The program is another example of MNPS’s efforts to ensure that every student is known by educators and moves steadily along a path to success.

“The patient care technician program creates a new career pathway for our students into an essential and growing industry,” said Dr. Adrienne Battle, director of Metro Nashville Public Schools. “We always want to see our graduates moving into good jobs that make a difference in our community and fulfill a need in Nashville’s workforce, and this program does just that. Thank you to our dedicated teams of educators at Pearl-Cohn and Maplewood and to Nashville State Community College, TriStar Health, and our other partners for all the work they’ve done to make this opportunity possible.”

Leaders of the participating organizations expect to open up more patient care technician certification opportunities in June, July, September, and October for area residents ages 18 and older. Those leaders joined current students and their families, as well as representatives of Mayor John Cooper’s office and the Nashville Area Chamber of Commerce, for a launch event Thursday at Nashville State Community College.

Patient care technicians work directly with patients and nurses and typically assist with managing food and liquid intake, monitoring vital signs, drawing blood, serving meals, and administering IVs, to name a few of their responsibilities. Being a technician can also serve as a steppingstone to becoming a licensed practical nurse or registered nurse.

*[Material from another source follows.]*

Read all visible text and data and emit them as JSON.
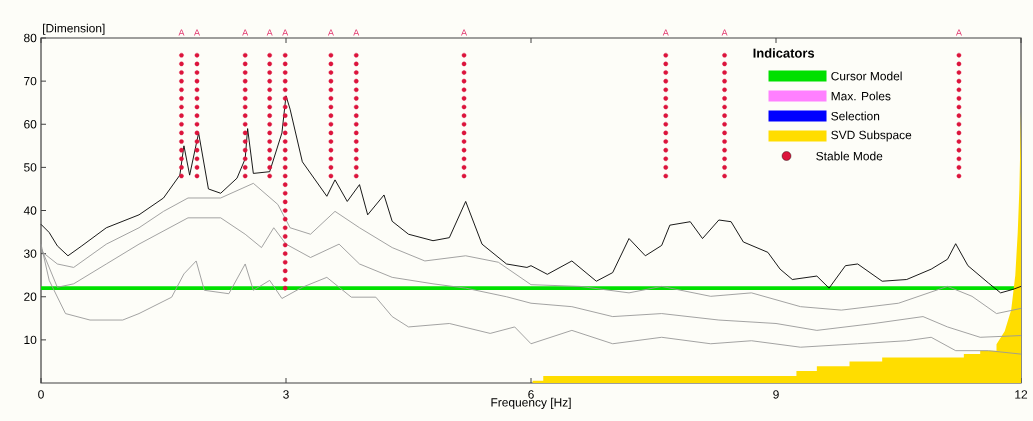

The Pearl-Cohn and Maplewood students started attending classes for four hours each night – after a full day of high school – in a state-of-the-art simulation lab at Nashville State on April 12. After completing two weeks of classes, they will be assigned to a healthcare facility for one week of clinicals, which provide hands-on learning experiences in a supervised and structured format.

Dr. Cynthia Waller, dean of healthcare professions at Nashville State, said the students wowed her with their work ethic and eagerness to learn. If instructors didn’t teach material the students were expecting one night, they asked Waller to make sure it was covered.

Jennifer Bell, the new director of MNPS’s Academies of Nashville, which help students in the district’s 12 zoned high schools explore careers through partnerships with area businesses, said the patient care technician program is a great addition. Several students have already received job offers from TriStar Health.

“Ultimately, we want to create a pathway that allows you all to chase your dreams,” Bell told the Pearl-Cohn and Maplewood students at the event. “So many of you are going to walk out of Metro Nashville Public Schools on the last day with a diploma, but also job opportunities. That's something really special.”

Pearl-Cohn Principal Miriam Harrington and academy coach Brittany Edmondson, who played key roles in conceiving the program, and three students also spoke at the event. Akeyla Allen, a senior at Pearl-Cohn, said she’s learned a great deal in two weeks and will go to work at TriStar Health’s Skyline Medical Center after graduation.

“I always wanted to be somewhere in the medical field. I just didn’t know where to start,” Allen said. “This opportunity has shown me the best path to advance as a maternity ultrasound technician.”

Maplewood senior Noah Hurt, who also has been offered a job at Skyline, said he was “speechless” about the impact this opportunity has already had on his life, though his effusive remarks proved that wasn’t true.

“I can’t continually talk about how good this program is,” Hurt said, “but I can’t not talk about it.”